I never intended to use my blog page, Tumblr or Twitter pages to talk about health and beauty, dieting etc. But over the last few months, navigating through my mental health journey, it’s becoming more and more apparent that staying mentally well does actually include all of these things.
What I eat is having an effect on my moods, tummy troubles and my sleep routine.
Not to mention the fact I feel like a whale with every bit of weight I am starting to pile back on.
Taking time out of my day to make sure that I am doing little things that, In all honesty, I’ve never bothered about before is making me feel better about myself. Partly from the inside out and I’m not ashamed to say from the outside in as well. That may be superficial, but only to an extent. I am by no means spending hours a day putting makeup on or shaving my legs as soon I can feel the man hair starting.

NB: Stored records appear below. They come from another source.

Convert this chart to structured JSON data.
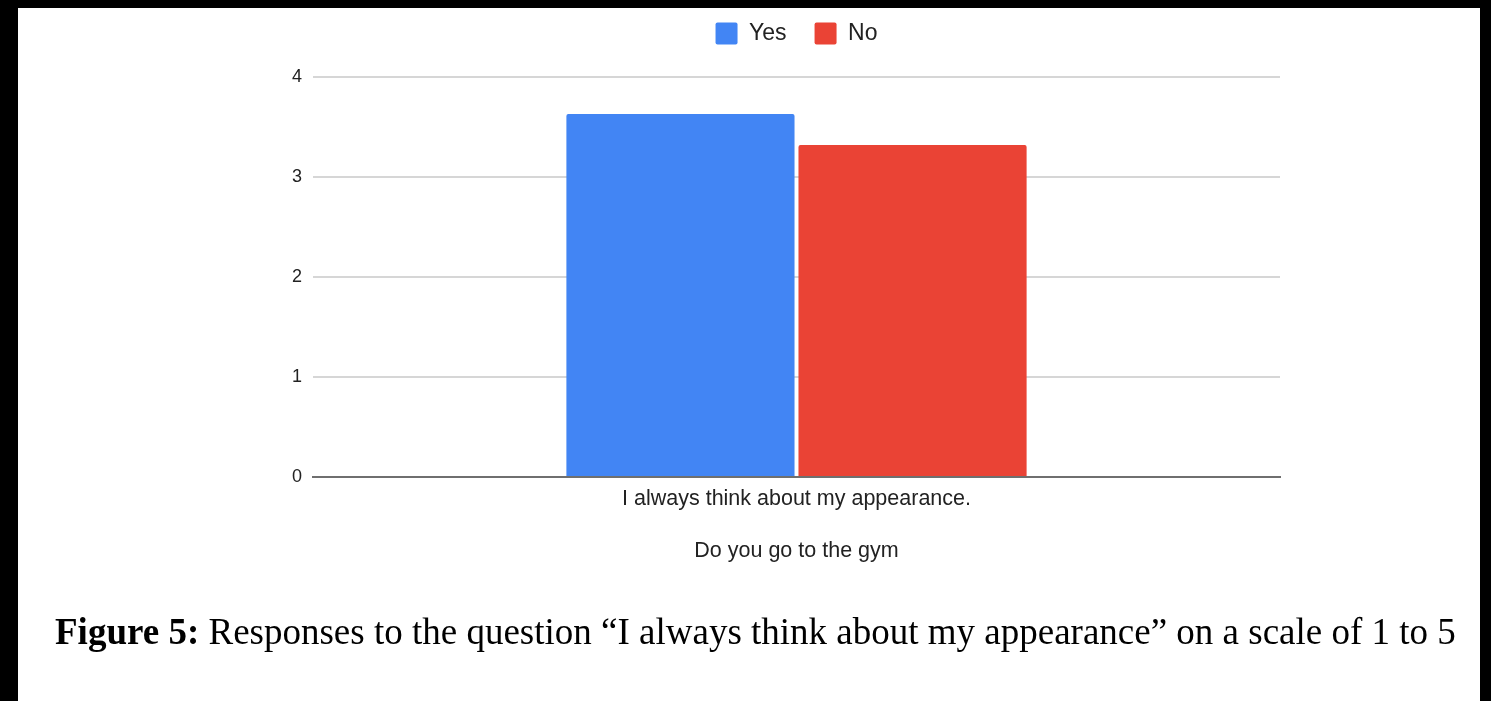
{
  "chart_data": {
    "type": "bar",
    "categories": [
      "I always think about my appearance."
    ],
    "series": [
      {
        "name": "Yes",
        "color": "#4285f4",
        "values": [
          3.63
        ]
      },
      {
        "name": "No",
        "color": "#ea4335",
        "values": [
          3.32
        ]
      }
    ],
    "xlabel": "Do you go to the gym",
    "ylim": [
      0,
      4
    ],
    "yticks": [
      0,
      1,
      2,
      3,
      4
    ],
    "grid": "y",
    "legend": "top",
    "annotations": [
      "Figure 5: Responses to the question “I always think about my appearance” on a scale of 1 to 5"
    ]
  }
}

I’m
Really not that self-indulgent or girly.
I am however really feeling the difference between just doing the odd little thing here and there.

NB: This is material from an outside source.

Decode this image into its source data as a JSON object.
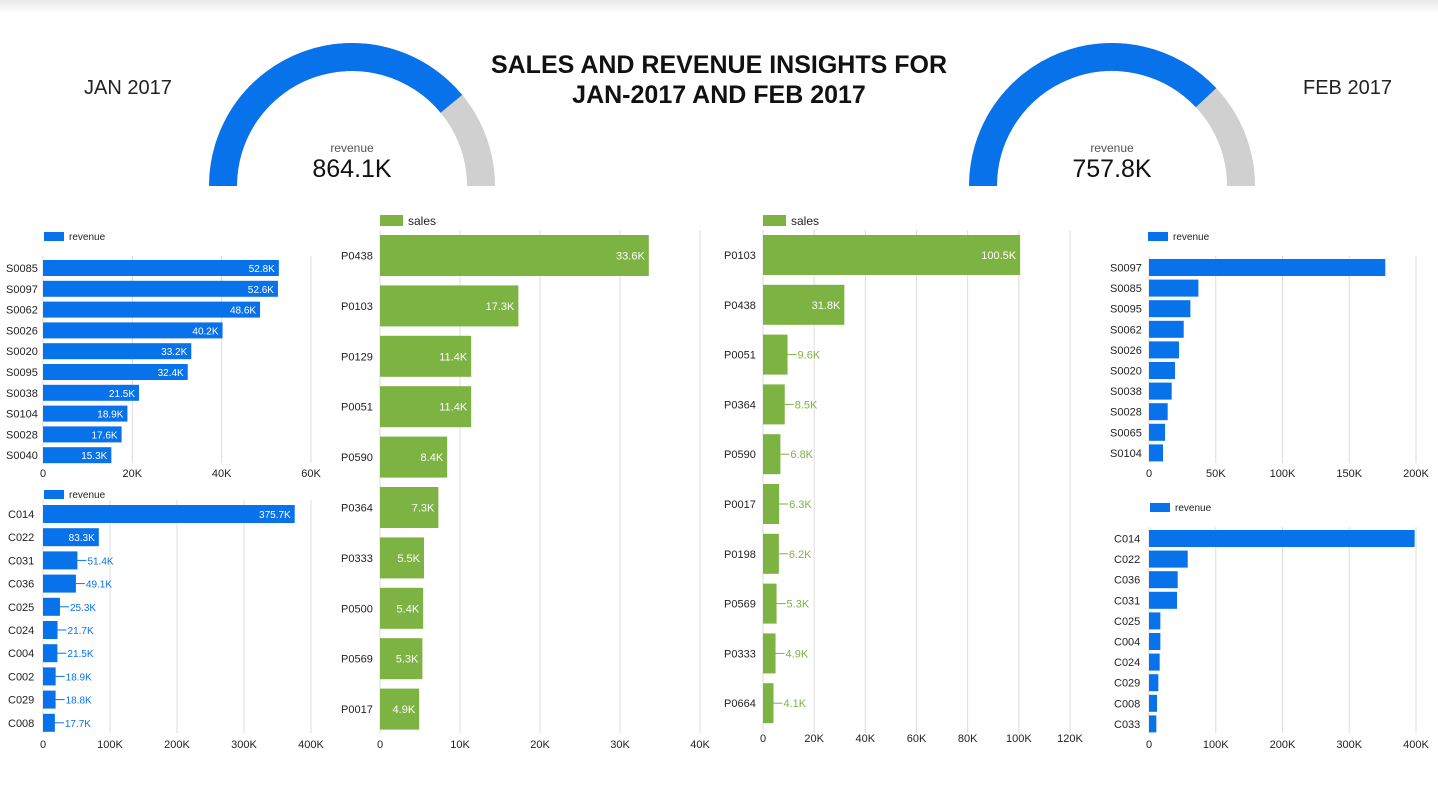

Last week I spoke about my Birchbox and the fun and games we have had since it arrived, which has been daily. Mainly due to me pinching the products, the teenager took to have a shot off and then being screamed at to stop taking her things.
My Elemis cleansing balm, however, was a gift I was given for a birthday and although I loved the smell I really didn’t know what to do with it.
Recently I’ve rectified that and not only am I enjoying the smell (and the ten mins I spend kicking back and doing some deep breathing) but once a week, I use the balm, rubbing it in with a little facial massage for a bit, let it do its magic work and then take a warm cloth and cleanse it off.
I would never have spent money on a product like this myself, opting for the cheap and cheerful options in Superdrug or Tesco, but now I have used this pot of magic I absolutely will, without a doubt be buying another pot when this one is finished.
My skin feels amazing after an application, it’s so soft, not to mention just feels very gently toned.
I’m in my 30s, I’ve ruined my body with drink, the odd dabble in my younger years with drugs and too many late nights and stresses I’ve taken on. I’ve spent time focusing on trying to fix other people and help them with their problems, leaving my emotional and mental health really poor.
That is something that will always be up and down, something I’ll always have to fight to stay on top of. But these little things for me, not my kids or anyone else are really helping to boost my mood and my confidence.
For a good few years I was trying to fight to get back who I used to be and the life I used to lead.
Now that I have taken a step away from wanting to get back who I was and started to embrace who I am, Thehalfshilling, I feel like maybe things can be managed better, and touch wood just is a little bit happier in my own skin.